Scheinselbständige arbeiten als selbstständige Unternehmer für einen Auftraggeber und sind an deren Weisungen sowie die üblichen Arbeitszeiten gebunden. Durch Scheinselbständigkeit fallen für Auftraggeber und Auftragnehmer nur Sozialversicherungsbeiträge an, wenn der Tatbestand nachgewiesen wird.

Scheinselbständige unterliegen nicht der gesetzlichen Sozialversicherung und den in einigen Branchen strengen Arbeitsschutzregelungen. Weiterhin gelten für Scheinselbständige keine tariflichen Vereinbarungen sowie Lohn- und Gehaltsabschlüsse. Unternehmen können mit Scheinselbständigen Werk- oder Dienstverträge frei aushandeln und genießen damit den Vorteil kostengünstiger und unkomplizierter Leistungserbringung durch den Scheinselbständigen.

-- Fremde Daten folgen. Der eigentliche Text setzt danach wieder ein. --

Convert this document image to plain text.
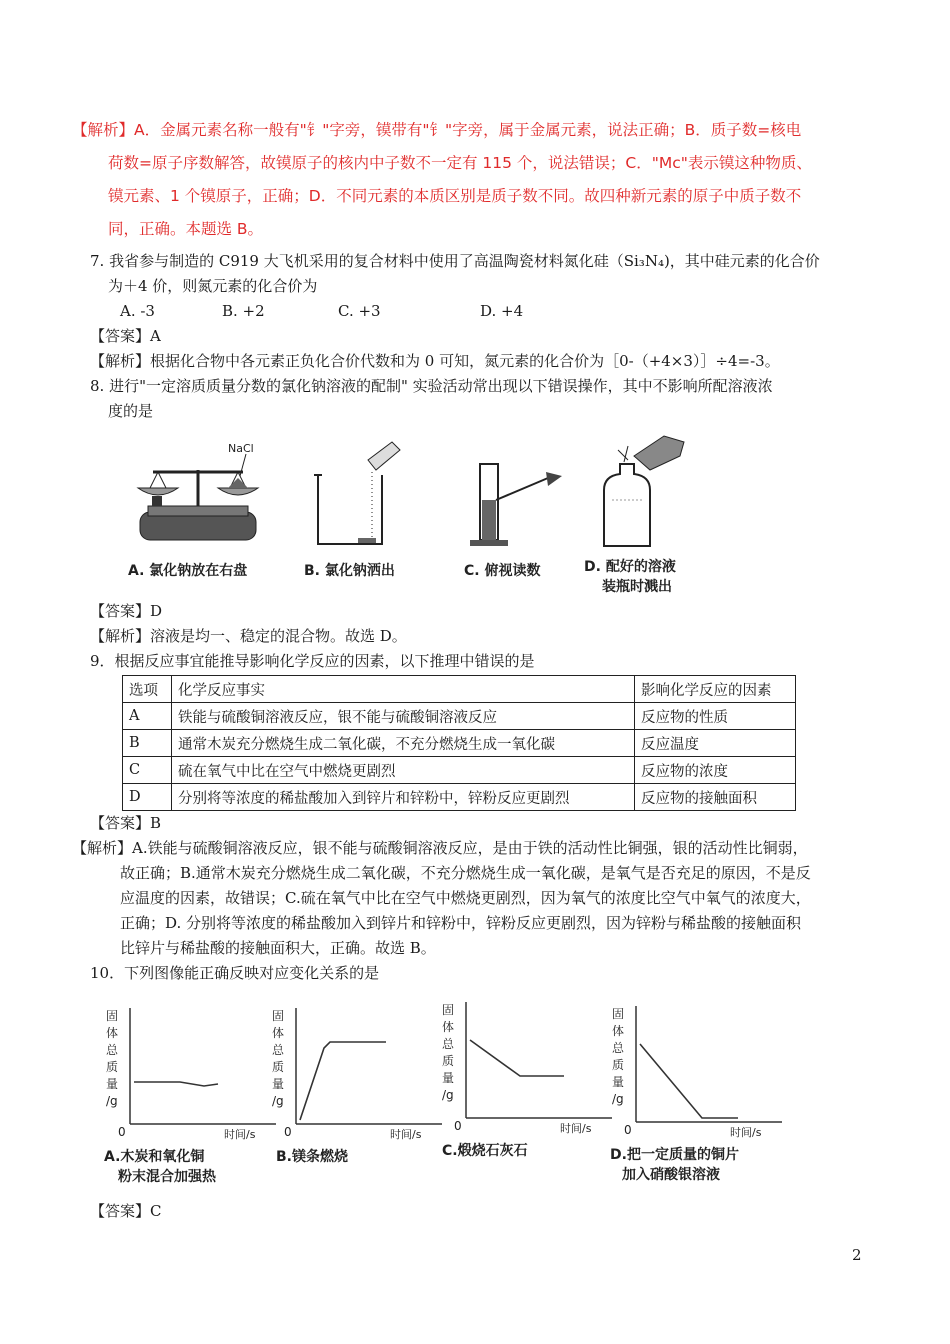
【解析】A．金属元素名称一般有"钅"字旁，镆带有"钅"字旁，属于金属元素，说法正确；B．质子数=核电
荷数=原子序数解答，故镆原子的核内中子数不一定有 115 个，说法错误；C．"Mc"表示镆这种物质、
镆元素、1 个镆原子，正确；D．不同元素的本质区别是质子数不同。故四种新元素的原子中质子数不
同，正确。本题选 B。
7. 我省参与制造的 C919 大飞机采用的复合材料中使用了高温陶瓷材料氮化硅（Si₃N₄)，其中硅元素的化合价
为＋4 价，则氮元素的化合价为
A. -3	B. +2	C. +3	D. +4
【答案】A
【解析】根据化合物中各元素正负化合价代数和为 0 可知，氮元素的化合价为［0-（+4×3）］÷4=-3。
8. 进行"一定溶质质量分数的氯化钠溶液的配制" 实验活动常出现以下错误操作，其中不影响所配溶液浓
度的是
NaCl
A. 氯化钠放在右盘	B. 氯化钠洒出	C. 俯视读数	D. 配好的溶液
装瓶时溅出
【答案】D
【解析】溶液是均一、稳定的混合物。故选 D。
9．根据反应事宜能推导影响化学反应的因素，以下推理中错误的是
选项	化学反应事实	影响化学反应的因素
A	铁能与硫酸铜溶液反应，银不能与硫酸铜溶液反应	反应物的性质
B	通常木炭充分燃烧生成二氧化碳，不充分燃烧生成一氧化碳	反应温度
C	硫在氧气中比在空气中燃烧更剧烈	反应物的浓度
D	分别将等浓度的稀盐酸加入到锌片和锌粉中，锌粉反应更剧烈	反应物的接触面积
【答案】B
【解析】A.铁能与硫酸铜溶液反应，银不能与硫酸铜溶液反应，是由于铁的活动性比铜强，银的活动性比铜弱，
故正确；B.通常木炭充分燃烧生成二氧化碳，不充分燃烧生成一氧化碳，是氧气是否充足的原因，不是反
应温度的因素，故错误；C.硫在氧气中比在空气中燃烧更剧烈，因为氧气的浓度比空气中氧气的浓度大，
正确；D. 分别将等浓度的稀盐酸加入到锌片和锌粉中，锌粉反应更剧烈，因为锌粉与稀盐酸的接触面积
比锌片与稀盐酸的接触面积大，正确。故选 B。
10．下列图像能正确反映对应变化关系的是
固
体
总
质
量
/g
0	时间/s
A.木炭和氧化铜
粉末混合加强热
固
体
总
质
量
/g
0	时间/s
B.镁条燃烧
固
体
总
质
量
/g
0	时间/s
C.煅烧石灰石
固
体
总
质
量
/g
0	时间/s
D.把一定质量的铜片
加入硝酸银溶液
【答案】C
2
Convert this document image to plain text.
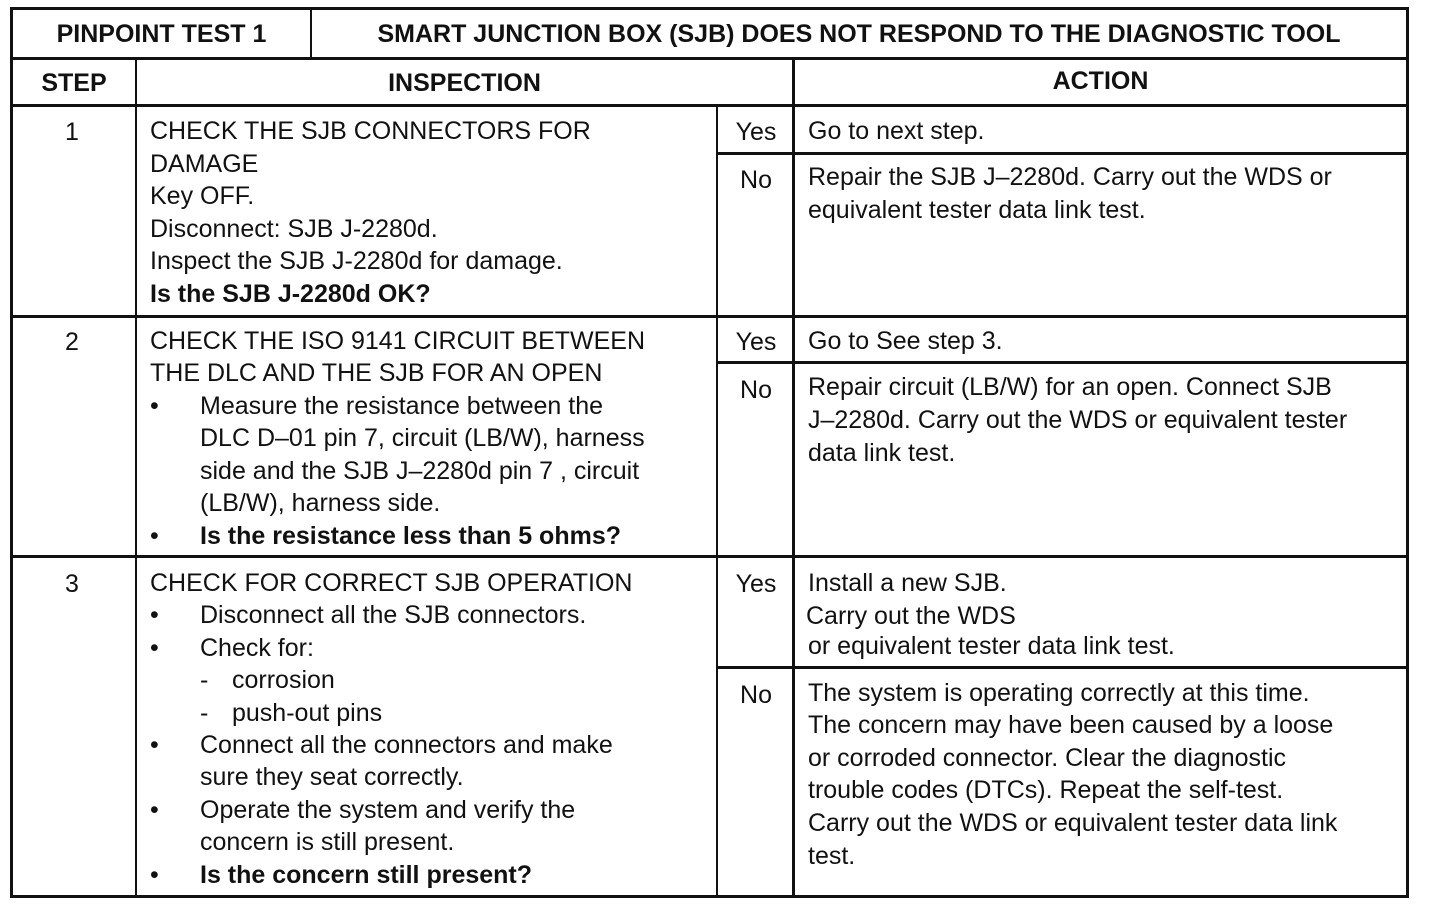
PINPOINT TEST 1	SMART JUNCTION BOX (SJB) DOES NOT RESPOND TO THE DIAGNOSTIC TOOL
STEP	INSPECTION	ACTION
1	CHECK THE SJB CONNECTORS FOR
DAMAGE
Key OFF.
Disconnect: SJB J-2280d.
Inspect the SJB J-2280d for damage.
Is the SJB J-2280d OK?
Yes	Go to next step.
No	Repair the SJB J–2280d. Carry out the WDS or
equivalent tester data link test.
2	CHECK THE ISO 9141 CIRCUIT BETWEEN
THE DLC AND THE SJB FOR AN OPEN
• Measure the resistance between the
DLC D–01 pin 7, circuit (LB/W), harness
side and the SJB J–2280d pin 7 , circuit
(LB/W), harness side.
• Is the resistance less than 5 ohms?
Yes	Go to See step 3.
No	Repair circuit (LB/W) for an open. Connect SJB
J–2280d. Carry out the WDS or equivalent tester
data link test.
3	CHECK FOR CORRECT SJB OPERATION
• Disconnect all the SJB connectors.
• Check for:
- corrosion
- push-out pins
• Connect all the connectors and make
sure they seat correctly.
• Operate the system and verify the
concern is still present.
• Is the concern still present?
Yes	Install a new SJB.
Carry out the WDS
or equivalent tester data link test.
No	The system is operating correctly at this time.
The concern may have been caused by a loose
or corroded connector. Clear the diagnostic
trouble codes (DTCs). Repeat the self-test.
Carry out the WDS or equivalent tester data link
test.
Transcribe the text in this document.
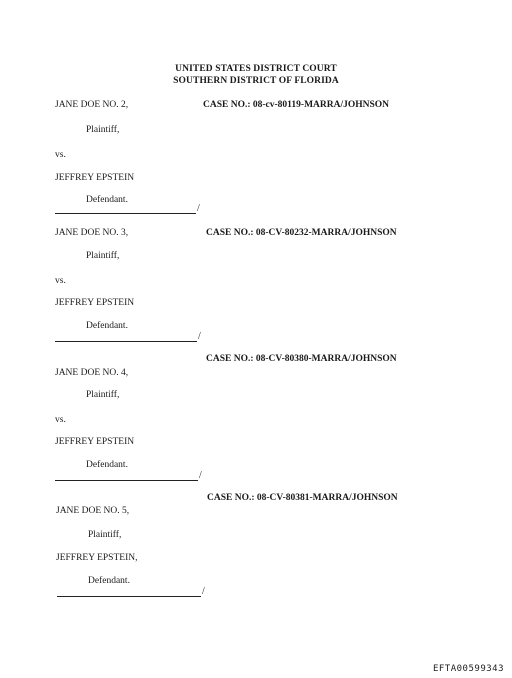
UNITED STATES DISTRICT COURT
SOUTHERN DISTRICT OF FLORIDA
JANE DOE NO. 2,	CASE NO.: 08-cv-80119-MARRA/JOHNSON
Plaintiff,
vs.
JEFFREY EPSTEIN
Defendant.
/
JANE DOE NO. 3,	CASE NO.: 08-CV-80232-MARRA/JOHNSON
Plaintiff,
vs.
JEFFREY EPSTEIN
Defendant.
/
CASE NO.: 08-CV-80380-MARRA/JOHNSON
JANE DOE NO. 4,
Plaintiff,
vs.
JEFFREY EPSTEIN
Defendant.
/
CASE NO.: 08-CV-80381-MARRA/JOHNSON
JANE DOE NO. 5,
Plaintiff,
JEFFREY EPSTEIN,
Defendant.
/
EFTA00599343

Nachgewiesene Scheinselbständigkeit stellt nach dem Schwarzarbeitsgesetz Schwarzarbeit dar und kann strafrechtlich, zivilrechtlich und nach öffentlichem Recht verfolgt werden. Scheinselbständige arbeiten nach Weisungen ihres Auftraggebers und sind in dessen Organisation eingebunden. Das bedeutet, dass die Leistung nicht durch Dritte und nicht in freier Zeiteinteilung erbracht werden kann. Nach dem Sozialversicherungsrecht sind Scheinselbständige Arbeitnehmer mit der Folge, dass sowohl sie als auch ihre Auftraggeber zur Beitragsleistung in die gesetzliche Sozialversicherung verpflichtet sind. Wird Scheinselbständigkeit nachgewiesen, kann der Arbeitgeber bis zu 30 Jahre rückwirkend zur Zahlung der vollständigen Sozialversicherungsbeiträge verpflichtet werden.